Quoting Andrew McGlashan (andrew.mcglashan@affinityvision.com.au):
Heck, baseband ..... IME .... we are so lost these days, when we should be enjoying a far better and infinitely safer computing environment without needing to revert to flip phones and ancient pulse dialer phones (neither of which are as safe as they should be either fwiw); which the powers that be couldn't care less about ... AU legislation for instance (both direction and current situation).

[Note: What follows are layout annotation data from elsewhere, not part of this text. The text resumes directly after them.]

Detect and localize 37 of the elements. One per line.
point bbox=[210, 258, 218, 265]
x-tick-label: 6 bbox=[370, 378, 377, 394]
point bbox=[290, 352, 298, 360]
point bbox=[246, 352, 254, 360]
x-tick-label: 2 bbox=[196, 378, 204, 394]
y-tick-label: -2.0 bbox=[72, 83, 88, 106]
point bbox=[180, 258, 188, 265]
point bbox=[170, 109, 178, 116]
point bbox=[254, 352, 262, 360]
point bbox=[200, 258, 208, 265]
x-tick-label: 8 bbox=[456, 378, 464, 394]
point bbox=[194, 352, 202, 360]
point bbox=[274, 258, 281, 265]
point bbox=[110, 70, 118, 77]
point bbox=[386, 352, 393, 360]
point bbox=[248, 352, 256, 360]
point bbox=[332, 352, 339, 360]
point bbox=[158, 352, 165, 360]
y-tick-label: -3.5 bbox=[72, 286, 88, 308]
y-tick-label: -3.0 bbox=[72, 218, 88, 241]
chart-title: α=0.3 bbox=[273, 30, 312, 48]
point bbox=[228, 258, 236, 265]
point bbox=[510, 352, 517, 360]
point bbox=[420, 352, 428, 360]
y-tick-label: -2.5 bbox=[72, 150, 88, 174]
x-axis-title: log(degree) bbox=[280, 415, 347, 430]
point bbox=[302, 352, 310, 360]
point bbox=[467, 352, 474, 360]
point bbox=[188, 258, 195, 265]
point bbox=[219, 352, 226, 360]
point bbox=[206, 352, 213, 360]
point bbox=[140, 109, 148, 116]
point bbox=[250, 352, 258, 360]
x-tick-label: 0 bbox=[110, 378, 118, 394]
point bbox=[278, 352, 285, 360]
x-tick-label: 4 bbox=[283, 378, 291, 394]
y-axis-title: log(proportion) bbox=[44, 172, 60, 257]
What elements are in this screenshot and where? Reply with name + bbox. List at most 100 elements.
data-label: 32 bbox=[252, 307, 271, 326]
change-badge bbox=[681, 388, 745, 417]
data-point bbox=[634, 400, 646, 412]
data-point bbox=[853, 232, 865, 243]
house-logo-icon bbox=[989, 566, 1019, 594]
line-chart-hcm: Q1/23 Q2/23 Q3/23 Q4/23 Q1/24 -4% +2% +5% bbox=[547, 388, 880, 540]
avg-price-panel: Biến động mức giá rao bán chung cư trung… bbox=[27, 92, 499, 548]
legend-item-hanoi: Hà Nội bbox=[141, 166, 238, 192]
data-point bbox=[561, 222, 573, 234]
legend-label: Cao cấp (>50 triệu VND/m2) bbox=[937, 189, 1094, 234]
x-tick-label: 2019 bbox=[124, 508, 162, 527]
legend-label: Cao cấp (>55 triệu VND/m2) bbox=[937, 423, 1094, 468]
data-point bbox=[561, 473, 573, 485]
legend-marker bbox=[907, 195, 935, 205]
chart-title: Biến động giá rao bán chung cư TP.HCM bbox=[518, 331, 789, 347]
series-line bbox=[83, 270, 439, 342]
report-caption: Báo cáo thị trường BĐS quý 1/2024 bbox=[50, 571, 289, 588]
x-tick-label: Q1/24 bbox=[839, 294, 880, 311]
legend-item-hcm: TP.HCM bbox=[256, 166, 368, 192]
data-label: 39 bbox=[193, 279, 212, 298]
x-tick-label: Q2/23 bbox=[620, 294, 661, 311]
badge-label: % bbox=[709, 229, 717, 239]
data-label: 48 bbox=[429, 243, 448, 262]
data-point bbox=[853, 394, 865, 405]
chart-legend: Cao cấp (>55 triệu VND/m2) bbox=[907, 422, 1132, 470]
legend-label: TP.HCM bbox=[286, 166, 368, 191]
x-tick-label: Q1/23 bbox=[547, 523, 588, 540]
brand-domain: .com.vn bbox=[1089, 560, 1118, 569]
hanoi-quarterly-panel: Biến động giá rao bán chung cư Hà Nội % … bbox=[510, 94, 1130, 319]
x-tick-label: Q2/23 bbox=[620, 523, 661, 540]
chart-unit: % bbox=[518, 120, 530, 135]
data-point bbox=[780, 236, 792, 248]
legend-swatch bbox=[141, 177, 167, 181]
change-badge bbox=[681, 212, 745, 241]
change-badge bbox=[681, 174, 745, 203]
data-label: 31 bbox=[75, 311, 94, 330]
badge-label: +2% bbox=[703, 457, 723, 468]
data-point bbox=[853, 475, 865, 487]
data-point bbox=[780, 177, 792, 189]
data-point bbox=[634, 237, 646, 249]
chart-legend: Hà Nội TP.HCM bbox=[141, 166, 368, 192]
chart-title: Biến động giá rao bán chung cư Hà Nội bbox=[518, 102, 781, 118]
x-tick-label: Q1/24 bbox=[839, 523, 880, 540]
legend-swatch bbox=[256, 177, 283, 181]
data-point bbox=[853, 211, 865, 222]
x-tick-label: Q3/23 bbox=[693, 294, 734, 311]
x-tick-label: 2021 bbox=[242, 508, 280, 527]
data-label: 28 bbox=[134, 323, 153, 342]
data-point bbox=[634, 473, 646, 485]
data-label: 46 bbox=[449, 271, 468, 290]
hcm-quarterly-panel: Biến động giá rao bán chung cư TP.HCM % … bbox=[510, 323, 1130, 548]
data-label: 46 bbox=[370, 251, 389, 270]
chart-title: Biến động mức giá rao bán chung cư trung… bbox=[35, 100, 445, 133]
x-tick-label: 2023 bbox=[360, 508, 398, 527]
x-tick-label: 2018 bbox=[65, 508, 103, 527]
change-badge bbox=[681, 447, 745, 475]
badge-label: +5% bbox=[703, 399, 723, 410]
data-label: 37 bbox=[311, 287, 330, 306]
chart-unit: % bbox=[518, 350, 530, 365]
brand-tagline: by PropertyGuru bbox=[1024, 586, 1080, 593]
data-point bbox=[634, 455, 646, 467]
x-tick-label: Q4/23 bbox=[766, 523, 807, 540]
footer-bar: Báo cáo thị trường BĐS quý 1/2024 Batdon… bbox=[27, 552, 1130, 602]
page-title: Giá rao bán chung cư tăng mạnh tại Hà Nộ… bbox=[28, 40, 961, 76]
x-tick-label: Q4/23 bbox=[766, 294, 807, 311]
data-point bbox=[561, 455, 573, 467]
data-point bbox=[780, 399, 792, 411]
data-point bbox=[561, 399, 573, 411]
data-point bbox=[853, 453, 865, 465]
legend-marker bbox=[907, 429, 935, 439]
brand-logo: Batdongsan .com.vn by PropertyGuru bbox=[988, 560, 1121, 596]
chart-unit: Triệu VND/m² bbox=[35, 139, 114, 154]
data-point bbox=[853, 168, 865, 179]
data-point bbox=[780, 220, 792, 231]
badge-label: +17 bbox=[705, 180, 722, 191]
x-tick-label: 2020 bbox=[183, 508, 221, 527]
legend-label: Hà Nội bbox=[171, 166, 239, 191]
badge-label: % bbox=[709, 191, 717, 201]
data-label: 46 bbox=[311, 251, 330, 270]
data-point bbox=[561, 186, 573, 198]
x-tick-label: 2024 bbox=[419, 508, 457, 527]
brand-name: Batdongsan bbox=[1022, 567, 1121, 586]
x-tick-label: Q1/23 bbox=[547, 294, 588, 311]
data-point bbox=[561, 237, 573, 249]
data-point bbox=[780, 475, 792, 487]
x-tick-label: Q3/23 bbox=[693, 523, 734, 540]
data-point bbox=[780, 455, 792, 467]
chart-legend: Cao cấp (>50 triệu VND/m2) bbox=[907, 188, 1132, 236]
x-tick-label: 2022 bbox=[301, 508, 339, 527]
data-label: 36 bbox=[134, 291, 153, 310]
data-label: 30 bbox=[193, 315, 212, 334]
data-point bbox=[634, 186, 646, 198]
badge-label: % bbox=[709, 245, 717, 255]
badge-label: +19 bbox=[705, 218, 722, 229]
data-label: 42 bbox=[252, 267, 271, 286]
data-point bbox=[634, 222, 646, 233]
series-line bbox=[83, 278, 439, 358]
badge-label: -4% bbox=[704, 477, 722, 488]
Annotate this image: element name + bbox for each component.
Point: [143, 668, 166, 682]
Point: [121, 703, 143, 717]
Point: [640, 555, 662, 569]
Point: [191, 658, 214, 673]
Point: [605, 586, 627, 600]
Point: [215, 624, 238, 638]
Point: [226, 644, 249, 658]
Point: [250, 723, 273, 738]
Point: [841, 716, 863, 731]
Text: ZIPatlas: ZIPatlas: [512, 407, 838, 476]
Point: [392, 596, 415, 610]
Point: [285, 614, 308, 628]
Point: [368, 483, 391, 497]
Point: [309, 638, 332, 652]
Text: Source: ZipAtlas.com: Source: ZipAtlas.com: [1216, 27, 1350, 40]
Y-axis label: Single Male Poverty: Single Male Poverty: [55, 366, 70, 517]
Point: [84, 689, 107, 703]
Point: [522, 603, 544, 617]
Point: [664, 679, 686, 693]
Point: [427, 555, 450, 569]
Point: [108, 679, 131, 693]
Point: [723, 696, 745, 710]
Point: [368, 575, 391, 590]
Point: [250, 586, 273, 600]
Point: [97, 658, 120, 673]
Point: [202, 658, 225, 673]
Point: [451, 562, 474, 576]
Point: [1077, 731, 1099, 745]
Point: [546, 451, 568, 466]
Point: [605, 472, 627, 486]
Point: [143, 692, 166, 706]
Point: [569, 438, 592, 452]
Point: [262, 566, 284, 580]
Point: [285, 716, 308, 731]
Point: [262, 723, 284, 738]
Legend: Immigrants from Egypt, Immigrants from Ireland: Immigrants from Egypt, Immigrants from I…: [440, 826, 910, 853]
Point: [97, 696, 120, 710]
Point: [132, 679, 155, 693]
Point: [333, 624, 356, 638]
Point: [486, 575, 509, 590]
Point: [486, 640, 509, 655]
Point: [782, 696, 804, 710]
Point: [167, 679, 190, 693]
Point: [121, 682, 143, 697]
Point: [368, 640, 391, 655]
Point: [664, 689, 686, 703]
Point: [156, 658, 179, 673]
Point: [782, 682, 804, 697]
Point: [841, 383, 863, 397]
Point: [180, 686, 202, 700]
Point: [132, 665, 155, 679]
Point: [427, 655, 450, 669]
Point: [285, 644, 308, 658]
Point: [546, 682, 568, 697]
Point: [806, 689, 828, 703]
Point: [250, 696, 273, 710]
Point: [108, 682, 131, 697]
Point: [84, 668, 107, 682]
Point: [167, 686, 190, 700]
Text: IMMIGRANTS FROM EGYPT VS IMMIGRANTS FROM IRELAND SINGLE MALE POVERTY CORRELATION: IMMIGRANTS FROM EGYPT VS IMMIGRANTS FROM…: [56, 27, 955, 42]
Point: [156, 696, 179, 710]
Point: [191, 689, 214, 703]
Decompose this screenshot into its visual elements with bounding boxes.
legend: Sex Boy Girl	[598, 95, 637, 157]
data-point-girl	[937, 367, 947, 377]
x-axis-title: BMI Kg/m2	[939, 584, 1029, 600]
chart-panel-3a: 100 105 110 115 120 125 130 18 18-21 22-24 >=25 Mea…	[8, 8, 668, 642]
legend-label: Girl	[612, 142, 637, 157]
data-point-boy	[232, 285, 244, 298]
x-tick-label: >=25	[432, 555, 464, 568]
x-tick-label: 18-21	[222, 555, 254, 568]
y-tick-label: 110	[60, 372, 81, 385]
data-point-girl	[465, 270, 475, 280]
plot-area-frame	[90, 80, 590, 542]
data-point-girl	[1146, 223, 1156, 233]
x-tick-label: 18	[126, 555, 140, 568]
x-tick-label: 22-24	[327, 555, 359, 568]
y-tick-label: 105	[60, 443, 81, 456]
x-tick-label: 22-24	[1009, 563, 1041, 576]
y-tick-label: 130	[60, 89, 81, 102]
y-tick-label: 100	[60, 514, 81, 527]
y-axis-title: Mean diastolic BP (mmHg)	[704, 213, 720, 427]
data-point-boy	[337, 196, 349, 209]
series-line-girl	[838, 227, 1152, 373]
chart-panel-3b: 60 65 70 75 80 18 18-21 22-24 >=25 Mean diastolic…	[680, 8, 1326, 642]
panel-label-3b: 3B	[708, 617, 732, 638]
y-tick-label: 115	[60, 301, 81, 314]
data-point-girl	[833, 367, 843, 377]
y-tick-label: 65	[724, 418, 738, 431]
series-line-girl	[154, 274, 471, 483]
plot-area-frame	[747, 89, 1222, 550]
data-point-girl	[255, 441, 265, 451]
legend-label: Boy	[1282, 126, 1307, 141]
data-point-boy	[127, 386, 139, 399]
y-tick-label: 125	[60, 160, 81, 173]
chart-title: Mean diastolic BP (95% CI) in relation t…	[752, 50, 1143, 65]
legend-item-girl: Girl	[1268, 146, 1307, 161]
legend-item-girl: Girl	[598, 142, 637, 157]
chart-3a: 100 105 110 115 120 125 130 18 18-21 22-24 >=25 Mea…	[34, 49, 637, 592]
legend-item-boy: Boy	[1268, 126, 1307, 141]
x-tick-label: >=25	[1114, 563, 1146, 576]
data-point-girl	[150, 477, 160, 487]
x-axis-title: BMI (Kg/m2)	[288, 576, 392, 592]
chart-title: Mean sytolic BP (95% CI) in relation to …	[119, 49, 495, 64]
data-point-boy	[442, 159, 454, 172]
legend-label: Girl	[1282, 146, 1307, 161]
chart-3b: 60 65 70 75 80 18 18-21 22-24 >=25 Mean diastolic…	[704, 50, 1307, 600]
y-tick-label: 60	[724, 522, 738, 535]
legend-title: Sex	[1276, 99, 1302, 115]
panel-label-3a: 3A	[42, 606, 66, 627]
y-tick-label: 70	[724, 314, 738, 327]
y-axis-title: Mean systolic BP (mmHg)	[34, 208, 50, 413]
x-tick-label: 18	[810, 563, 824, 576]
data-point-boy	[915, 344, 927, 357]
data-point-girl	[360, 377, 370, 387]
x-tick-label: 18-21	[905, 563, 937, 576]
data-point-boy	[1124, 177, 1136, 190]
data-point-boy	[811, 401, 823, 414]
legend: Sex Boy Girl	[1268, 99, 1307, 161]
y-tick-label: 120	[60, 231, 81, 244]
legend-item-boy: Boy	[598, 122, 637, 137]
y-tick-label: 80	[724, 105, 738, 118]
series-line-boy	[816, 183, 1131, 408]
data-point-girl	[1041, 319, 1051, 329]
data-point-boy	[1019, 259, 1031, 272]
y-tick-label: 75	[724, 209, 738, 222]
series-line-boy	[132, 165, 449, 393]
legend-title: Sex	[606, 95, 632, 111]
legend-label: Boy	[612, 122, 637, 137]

Heh. My attitude with my flip phone (Motorola RAZRv3, with a spare in my kitchen drawer ready for the SIM when this one dies) is that, absolutely, it could have been remotely compromised by the GRU, or these days by practically anyone down to Benny the bookmaker, using its crummy baseband blackbox chipset. So, I am careful not to trust it in any way, e.g., there's no data worth stealing on it, I assume all its channels for communication are insecure, and I authenticate anything on it I see or hear through other means. Reminds me: There was a hardened Android project that did a pretty hardheaded examination of all security risks on Android mobile devices, including the baseband threat. One of their conclusions was that, if you really wanted to be serious about device security, you should have hardened Android running on a wifi-only tablet, which you connect via USB cable to a separate mobile gateway ('modem') hardware widget. That being the only way they figured you could (at that time) ensure decent isolation of the phone processor from the baseband processor.
I do run my own XMPP server, but rarely both with it.
I used to do that, too, and it was fun. I should try it again.